Django testing must work out of the box!

Mocking envvars with django

But in some cases when you mock stuff and need to add environment variables to os.environ on demand for test cases it may be needed to reload the dynaconf.

To do that, write up your test case setup part:

import os
import importlib
from myapp import settings # NOTE: this uses your app module not django.conf

class TestCase(...):
    def setUp(self):
        os.environ['DJANGO_FOO'] = 'BAR'  # dynaconf should read it and set `settings.FOO`
        importlib.reload(settings)

    def test_foo(self):
        self.assertEqual(settings.FOO, 'BAR')

Using pytest and django

Install pip install pytest-django

Add to your conftest.py

project/tests/conftest.py

import pytest

@pytest.fixture(scope="session", autouse=True)
def set_test_settings():
    # https://github.com/dynaconf/dynaconf/issues/491#issuecomment-745391955
    from django.conf import settings
    settings.setenv('testing')  # force the environment to be whatever you want

Explicit mode

Some users prefer to explicitly load each setting variable inside the settings.py and then let django manage it in the usual way. This is possible, but keep in mind that doing so will prevent the usage of dynaconf methods like using_env, get.

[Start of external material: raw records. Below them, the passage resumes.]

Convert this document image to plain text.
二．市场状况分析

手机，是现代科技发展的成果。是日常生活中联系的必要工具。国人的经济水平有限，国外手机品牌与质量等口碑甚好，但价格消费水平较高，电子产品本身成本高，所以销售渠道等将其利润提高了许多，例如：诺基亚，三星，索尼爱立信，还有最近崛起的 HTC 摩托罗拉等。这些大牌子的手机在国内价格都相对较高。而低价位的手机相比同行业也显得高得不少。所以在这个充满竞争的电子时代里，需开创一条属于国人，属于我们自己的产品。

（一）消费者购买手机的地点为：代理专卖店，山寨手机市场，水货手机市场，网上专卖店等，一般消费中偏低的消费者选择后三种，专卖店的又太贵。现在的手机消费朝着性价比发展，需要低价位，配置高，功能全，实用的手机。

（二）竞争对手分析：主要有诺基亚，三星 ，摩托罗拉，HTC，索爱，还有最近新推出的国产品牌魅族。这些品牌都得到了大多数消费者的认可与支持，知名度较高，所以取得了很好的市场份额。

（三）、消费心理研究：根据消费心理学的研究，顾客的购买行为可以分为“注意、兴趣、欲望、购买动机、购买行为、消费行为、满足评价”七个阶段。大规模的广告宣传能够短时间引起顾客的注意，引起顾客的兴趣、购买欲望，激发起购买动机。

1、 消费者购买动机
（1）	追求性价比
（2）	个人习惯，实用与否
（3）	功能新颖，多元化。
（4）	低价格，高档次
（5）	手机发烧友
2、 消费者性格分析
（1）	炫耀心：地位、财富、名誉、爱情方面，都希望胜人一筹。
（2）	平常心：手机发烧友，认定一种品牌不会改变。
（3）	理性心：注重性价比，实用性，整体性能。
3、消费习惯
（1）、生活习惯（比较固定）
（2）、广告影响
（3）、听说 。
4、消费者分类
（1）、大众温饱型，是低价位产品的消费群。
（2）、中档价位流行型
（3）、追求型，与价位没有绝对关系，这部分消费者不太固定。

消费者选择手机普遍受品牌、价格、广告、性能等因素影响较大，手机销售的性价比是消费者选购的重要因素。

Dynaconf will be available only on settings.py scope. On the rest of your application, settings are managed by Django normally.

# settings.py

import sys
from dynaconf import LazySettings

settings = LazySettings(**YOUR_OPTIONS_HERE)

DEBUG = settings.get('DEBUG', False)
DATABASES = settings.get('DATABASES', {
    'default': {
        'ENGINE': '...',
        'NAME': '...
    }
})
...

# At the end of your settings.py
settings.populate_obj(sys.modules[__name__], ignore=locals())

You can still change env with export DJANGO_ENV=production and also can export variables like export DJANGO_DEBUG=true

Note

Starting in 2.1.1 the ignore argument will tell Dynaconf to not override variables that already exist in the current settings file, remove it if you want all the existing local variables to be overwritten by dynaconf.

Known Caveats

  • If settings.configure() is called directly it disables Dynaconf, use settings.DYNACONF.configure()

Deprecation note

On old dynaconf releases the solution was to add dynaconf.contrib.django_dynaconf to INSTALLED_APPS as the first item. This still works but has some limitations so it is not recommended anymore.